Je me souviens d’une histoire qui se racontait à l’époque. Je ne sais si elle est vraie. C’est un homme, un Italien, qui est dans un car, qui fait un long parcours, entre Milan et Rome. Il parle au téléphone, il est le seul dans le car à en avoir un. Il parle fort, à l’italienne. Il a plusieurs conversations sur ce mode, ce qui énerve un peu les autres passagers. Au cours du trajet, une femme enceinte se sent mal. Elle commence à avoir des contractions. Alors les passagers se tournent vers lui pour lui demander d’appeler une ambulance ! Et là, il doit lamentablement avouer que son téléphone est un faux… Quelle honte ! Je ne sais pas comment il a pu supporter les regards des autres.

Les téléphones se sont démocratisés, c’est le moins qu’on puisse dire, et sophistiqués. Aujourd’hui, qui n’a pas de téléphone ? Ne pas avoir de téléphone est plutôt un choix philosophique qu’un choix économique.

La rue a changé. Les trains ont changé, les restaurants ont changé. Je remarque qu’il y a autour de moi de plus en plus de gens qui parlent tout seuls.

Bien sûr, ils collent leur téléphone à leur oreille, pour faire croire qu’ils ont un interlocuteur. D’ailleurs maintenant, ils ont simplement des écouteurs et un discret petit micro. Certains se font même greffer une excroissance sur l’oreille et tout ce beau monde se promène dans la rue, chacun parlant tout seul. Dans le train aussi, dans les restaurants et fort en plus.

Ce phénomène est allé en augmentant. Dans les voitures aussi les gens parlent seuls. Ce comportement est devenu tout à fait banal.

Il m’arrive, souvent à mon oreille défendante, d’entendre les histoires que les gens se racontent. Ce sont des dialogues, comme dans mon enfance, en revanche ils ne font qu’une partie du dialogue ! C’est étonnant.

 Cela perd de la saveur. Je ne comprends pas pourquoi ils ne font pas les différentes parties. Je trouve que la plupart manquent de talent, en tout cas ils font toujours le même personnage.

Ce qui est encore plus surprenant, c’est que parfois, ils sont deux ou plus au restaurant et chacun parle à voix haute dans son appareil, mais pas entre eux. En tout cas ils ne se regardent pas et leurs dialogues tronqués ne se raccordent pas.

Mon amoureux également a succombé à cette étrange manie. Souvent quand je rentre le soir chez nous, je le trouve en train de parler seul, à voix haute, très haute même parfois. J’ai beau le regarder avec des yeux effarés il continue.

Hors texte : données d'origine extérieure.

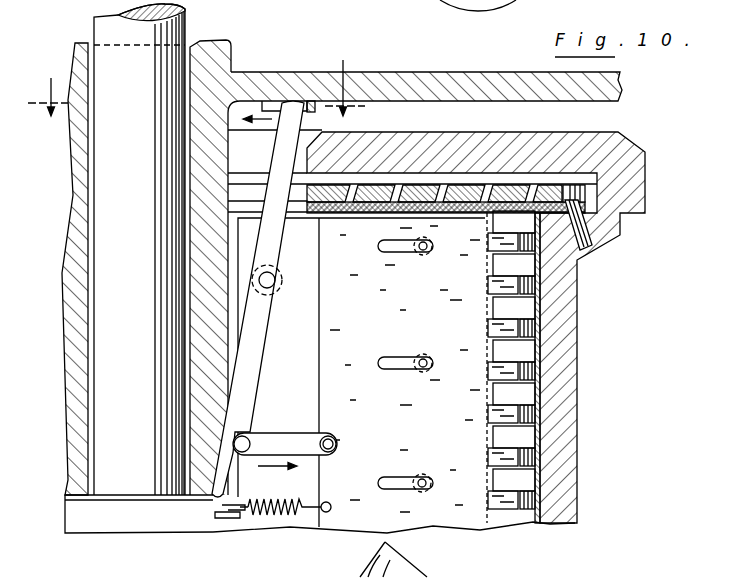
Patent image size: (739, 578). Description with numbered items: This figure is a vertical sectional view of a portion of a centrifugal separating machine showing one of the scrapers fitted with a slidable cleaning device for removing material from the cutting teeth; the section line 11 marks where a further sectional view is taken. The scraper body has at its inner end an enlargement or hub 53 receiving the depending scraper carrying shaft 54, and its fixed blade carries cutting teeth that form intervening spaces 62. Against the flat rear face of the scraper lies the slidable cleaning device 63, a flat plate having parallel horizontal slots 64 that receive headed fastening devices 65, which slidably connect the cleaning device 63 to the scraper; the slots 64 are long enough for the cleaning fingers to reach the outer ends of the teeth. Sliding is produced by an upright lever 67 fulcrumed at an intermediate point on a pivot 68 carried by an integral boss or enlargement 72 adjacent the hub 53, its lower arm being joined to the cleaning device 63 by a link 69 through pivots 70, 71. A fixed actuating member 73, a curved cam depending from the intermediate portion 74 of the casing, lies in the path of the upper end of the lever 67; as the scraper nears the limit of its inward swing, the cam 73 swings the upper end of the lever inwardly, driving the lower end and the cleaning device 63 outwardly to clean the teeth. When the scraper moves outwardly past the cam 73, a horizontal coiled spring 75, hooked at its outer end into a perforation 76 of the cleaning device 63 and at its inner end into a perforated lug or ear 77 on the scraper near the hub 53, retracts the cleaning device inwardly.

The section line 11- 11 is at (200, 84).
The enlargement or hub 53 is at (145, 527).
The scraper carrying shaft 54 is at (97, 280).
The intervening spaces 62 is at (513, 367).
The slidable cleaning device 63 is at (361, 372).
The horizontal slots 64 is at (383, 368).
The headed fastening devices 65 is at (431, 359).
The upright lever 67 is at (262, 334).
The pivot 68 is at (277, 268).
The link 69 is at (305, 432).
The pivot 70 is at (334, 438).
The pivot 71 is at (231, 456).
The integral boss or enlargement 72 is at (282, 280).
The fixed actuating member 73 is at (312, 101).
The intermediate portion of the casing 74 is at (503, 49).
The coiled spring 75 is at (290, 520).
The perforation 76 is at (327, 501).
The perforated lug or ear 77 is at (227, 520).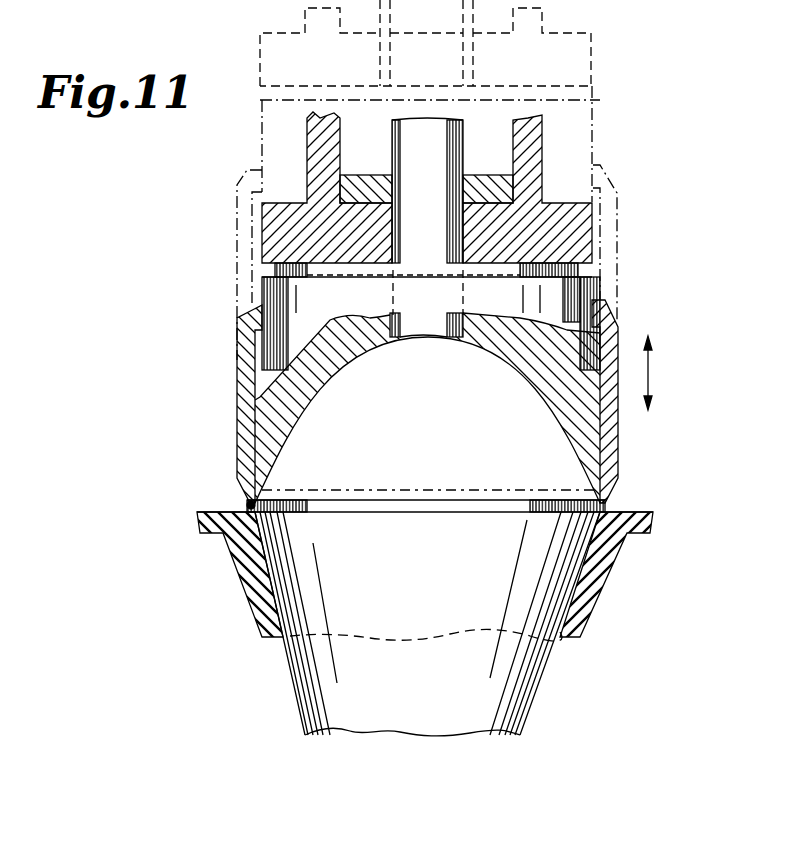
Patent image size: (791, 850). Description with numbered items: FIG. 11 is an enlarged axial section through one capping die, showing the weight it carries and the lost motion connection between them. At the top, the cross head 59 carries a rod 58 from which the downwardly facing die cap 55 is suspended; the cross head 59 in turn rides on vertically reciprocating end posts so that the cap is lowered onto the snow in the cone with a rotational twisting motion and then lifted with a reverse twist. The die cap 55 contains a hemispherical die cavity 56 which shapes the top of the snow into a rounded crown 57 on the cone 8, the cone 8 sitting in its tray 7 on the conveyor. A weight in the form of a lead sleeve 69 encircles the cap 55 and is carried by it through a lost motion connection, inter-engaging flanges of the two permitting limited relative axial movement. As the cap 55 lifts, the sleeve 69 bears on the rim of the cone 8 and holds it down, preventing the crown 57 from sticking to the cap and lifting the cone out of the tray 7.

The tray 7 is at (243, 580).
The cone 8 is at (318, 683).
The die cap 55 is at (580, 104).
The hemispherical die cavity 56 is at (300, 427).
The crown 57 is at (369, 375).
The rod 58 is at (407, 137).
The cross head 59 is at (597, 68).
The lead sleeve 69 is at (240, 234).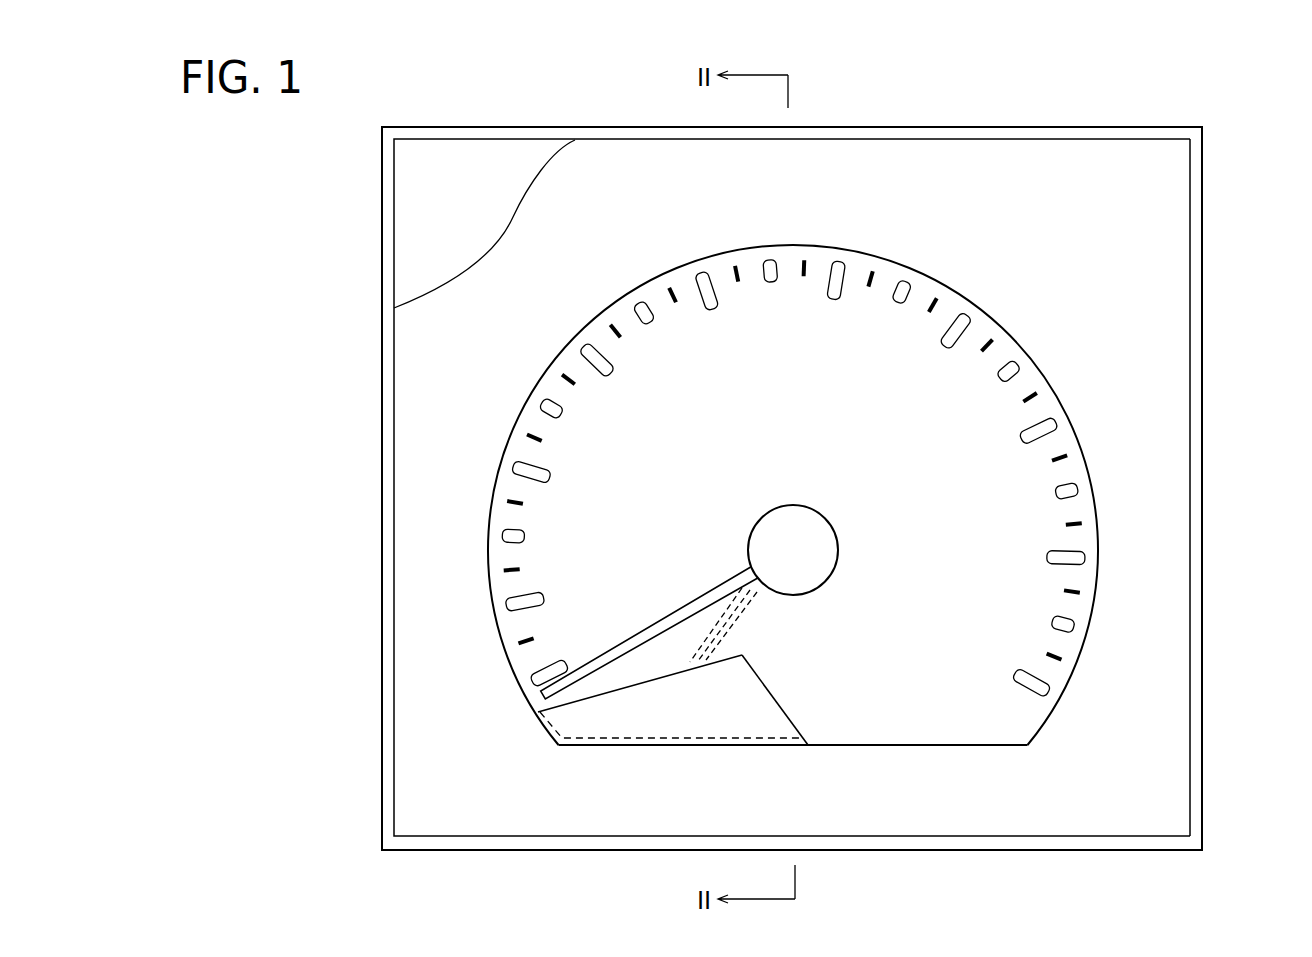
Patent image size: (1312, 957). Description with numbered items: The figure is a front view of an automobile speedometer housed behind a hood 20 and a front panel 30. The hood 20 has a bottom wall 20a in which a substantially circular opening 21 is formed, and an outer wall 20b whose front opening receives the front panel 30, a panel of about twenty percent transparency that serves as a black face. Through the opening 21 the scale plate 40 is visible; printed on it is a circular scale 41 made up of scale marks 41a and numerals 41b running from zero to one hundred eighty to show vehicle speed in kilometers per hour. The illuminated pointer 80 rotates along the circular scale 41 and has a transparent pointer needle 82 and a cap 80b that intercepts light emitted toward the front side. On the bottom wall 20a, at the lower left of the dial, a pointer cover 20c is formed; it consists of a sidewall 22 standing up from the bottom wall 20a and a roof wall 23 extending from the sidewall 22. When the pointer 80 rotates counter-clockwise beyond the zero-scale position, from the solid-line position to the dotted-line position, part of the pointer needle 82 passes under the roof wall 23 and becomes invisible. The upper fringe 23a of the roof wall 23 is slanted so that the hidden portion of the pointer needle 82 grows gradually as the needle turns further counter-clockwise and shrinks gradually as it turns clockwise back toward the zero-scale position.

Cela dit, c’est une aubaine pour moi. J’ai pu reprendre tranquillement mes habitudes de jeunesse. Quand je suis dans la rue, je prends soin de mettre des petits tubes blancs dans mes oreilles pour passer inaperçue, mais dans la voiture, pas besoin. Plus personne ne me regarde avec stupéfaction.

Plus personne ne me regarde du tout d’ailleurs.